The class war rumbles on, but we need to lift up our eyes and remind ourselves that universalism is a crucial element in any victory
Six out of ten people think the rich should be taxed more and the poor taxed less. Or even more than that, six out of ten are even willing to back the Lib Dems raising tax on the rich. What it does is make clear (as anyone who followed any real analysis of public opinion might know) is that the Blairite certainty that raising public income from those most able to pay was simply abhorrent to ‘the people’ was rubbish. Blair was in the business of ‘creating reality’ and was part of a movement that was determined to make us believe that a different Britain was different because, broadly, the people had the Britain they wanted. Class war was over, people wanted decent public services but not as much as they wanted their retail-mad existence.
This is not what the evidence showed. Throughout the 1990s an opinion poll kept asking a sort-of hangover question from the 1960s about whether people thought there was a class war going on in Britain. During the pinnacle of ‘we’re all middle class now’ in fact the response rate from people saying yes was not only rising but rising to its highest level. A majority of people in Britain thought there was a class war (perpetrated by the rich on the poor mainly), and yet this was not only ignored, the very idea or concept was totally and utterly expunged from public debate by every mainstream politicians and every mainstream political party. Quite literally, if we don’t admit the war is happening we can just ignore it.

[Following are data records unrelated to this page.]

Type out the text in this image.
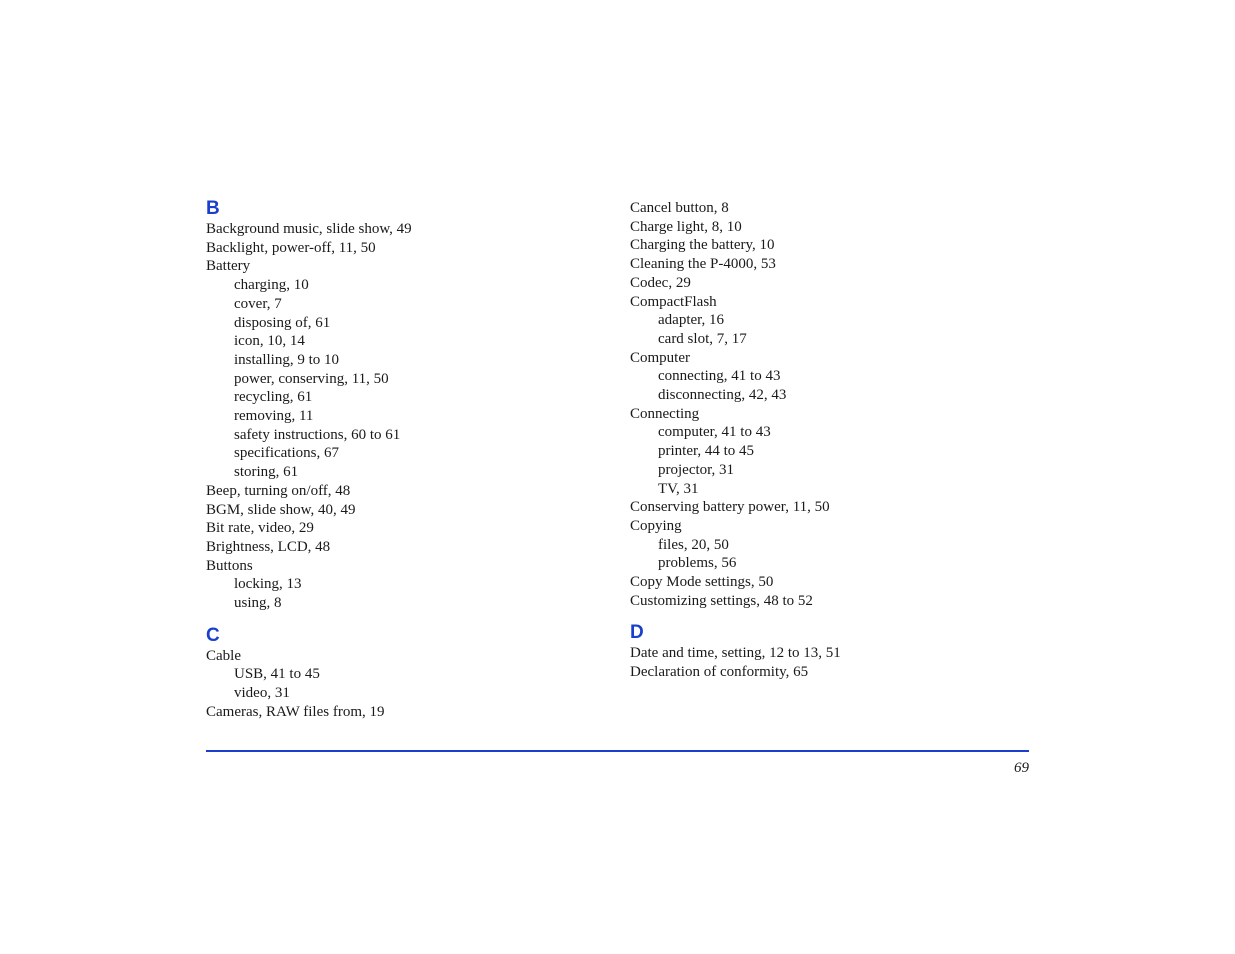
B
Background music, slide show, 49
Backlight, power-off, 11, 50
Battery
charging, 10
cover, 7
disposing of, 61
icon, 10, 14
installing, 9 to 10
power, conserving, 11, 50
recycling, 61
removing, 11
safety instructions, 60 to 61
specifications, 67
storing, 61
Beep, turning on/off, 48
BGM, slide show, 40, 49
Bit rate, video, 29
Brightness, LCD, 48
Buttons
locking, 13
using, 8
C
Cable
USB, 41 to 45
video, 31
Cameras, RAW files from, 19
Cancel button, 8
Charge light, 8, 10
Charging the battery, 10
Cleaning the P-4000, 53
Codec, 29
CompactFlash
adapter, 16
card slot, 7, 17
Computer
connecting, 41 to 43
disconnecting, 42, 43
Connecting
computer, 41 to 43
printer, 44 to 45
projector, 31
TV, 31
Conserving battery power, 11, 50
Copying
files, 20, 50
problems, 56
Copy Mode settings, 50
Customizing settings, 48 to 52
D
Date and time, setting, 12 to 13, 51
Declaration of conformity, 65
69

This is not pointless agitprop or knee-jerk Marxist rhetoric. It is an important element of understanding contemporary society. In fact people are not stupid and do realise that the powerful manipulate the rules to benefit themselves, the price usually being paid by the wider population. It is all those low-tax, pro-rich, pro-globalisation, anti-civil liberties stances which swept all before them. Indeed, most people on the left got dispirited and believed a lot of this – no-one is immune to the onslaught of the propaganda machine which simply disappears unfortunate views or seems to transform them into something else (every anti-globalisation protested was a mindless anarchist, right up until everyone realised they had been right all along, at which point we went back to pretending they hadn’t been warning us).

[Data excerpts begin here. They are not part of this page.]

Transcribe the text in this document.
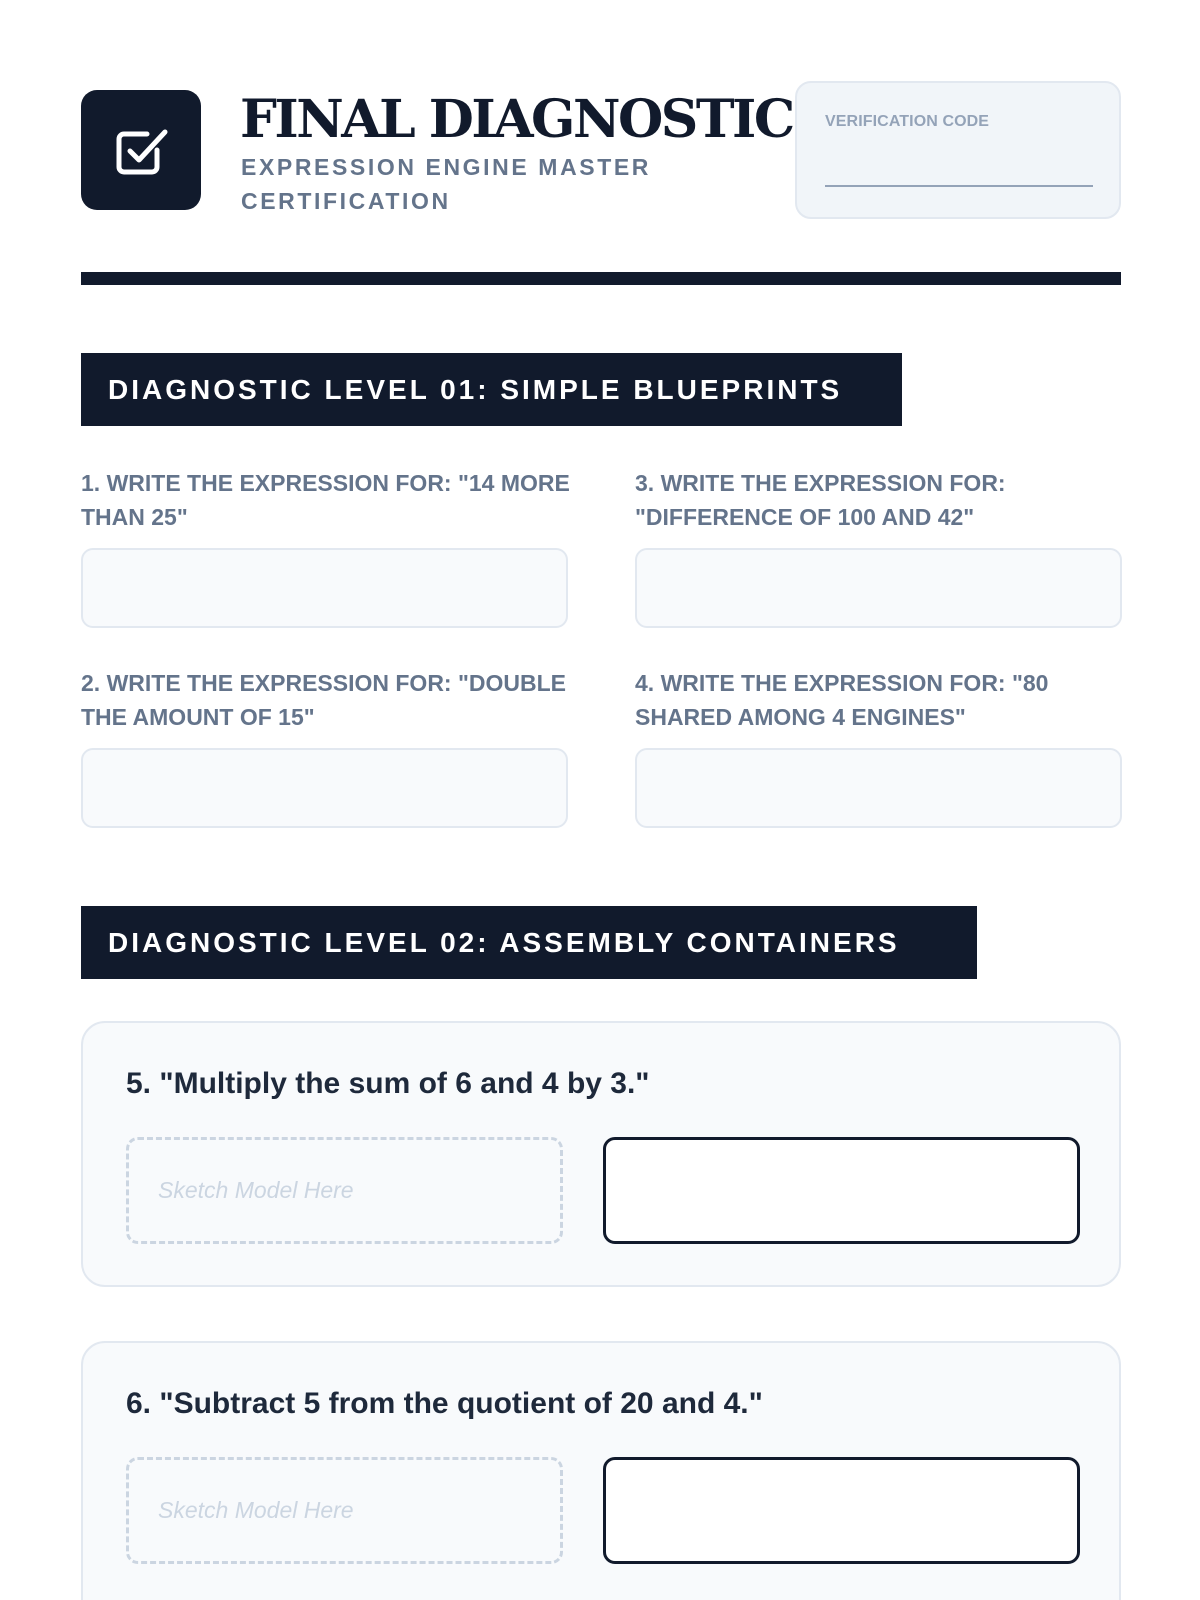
FINAL DIAGNOSTIC
EXPRESSION ENGINE MASTER CERTIFICATION
VERIFICATION CODE
DIAGNOSTIC LEVEL 01: SIMPLE BLUEPRINTS
1. WRITE THE EXPRESSION FOR: "14 MORE THAN 25"
2. WRITE THE EXPRESSION FOR: "DOUBLE THE AMOUNT OF 15"
3. WRITE THE EXPRESSION FOR: "DIFFERENCE OF 100 AND 42"
4. WRITE THE EXPRESSION FOR: "80 SHARED AMONG 4 ENGINES"
DIAGNOSTIC LEVEL 02: ASSEMBLY CONTAINERS
5. "Multiply the sum of 6 and 4 by 3."
Sketch Model Here
6. "Subtract 5 from the quotient of 20 and 4."
Sketch Model Here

So we shouldn’t for a second accept the ‘Rooney Argument’ – that we actually all now believe that the rich are like us but a bit better and so deserve what they have. It is not true and has never been wholly true. But the second half of the poll shows a different picture. Here Blair and Thatcher have won. At the same time 60 per cent of people want the rich taxed, 61 per cent think it is a good idea to take child benefit away from the wealthy. Here we see the case for dismantling universalism making giant strides. The idea that creating a fair and equal society is best achieved by breaking up national institutions and practices and setting us all against each other always seemed odd. But it is wrongly accepted as the way forward by too many people.

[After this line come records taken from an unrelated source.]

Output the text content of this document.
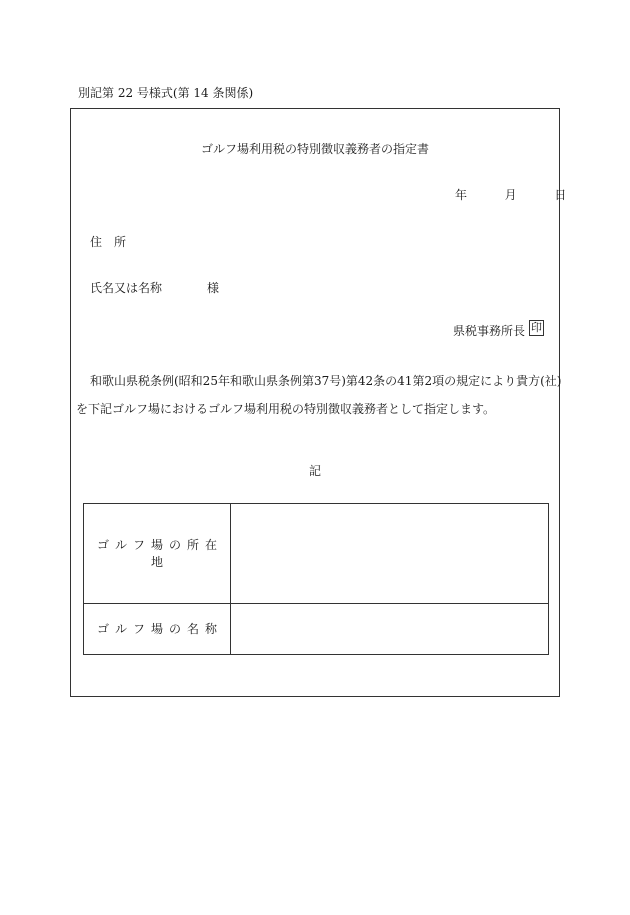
別記第 22 号様式(第 14 条関係)
ゴルフ場利用税の特別徴収義務者の指定書
年	月	日
住　所
氏名又は名称	様
県税事務所長 印
和歌山県税条例(昭和25年和歌山県条例第37号)第42条の41第2項の規定により貴方(社)
を下記ゴルフ場におけるゴルフ場利用税の特別徴収義務者として指定します。
記
ゴルフ場の所在地	
ゴルフ場の名称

From each according to his ability, to each according to his need. Can ever there have been a more humane or civilised way of describing a society? How did we allow this most noble of ideas to be dragged through the dirt, first by Thatcher, then by Blair. If there is rebalancing to be done we should be taking more according to ability, not giving less because of a perceived lack of need.
So take heart in the knowledge that claims the left lost the class war are wrong. Then realise that we need to take the hostility to the abuse of power and wealth and transform it into something positive that can enrich society. That, for me, means the dignity of universalism.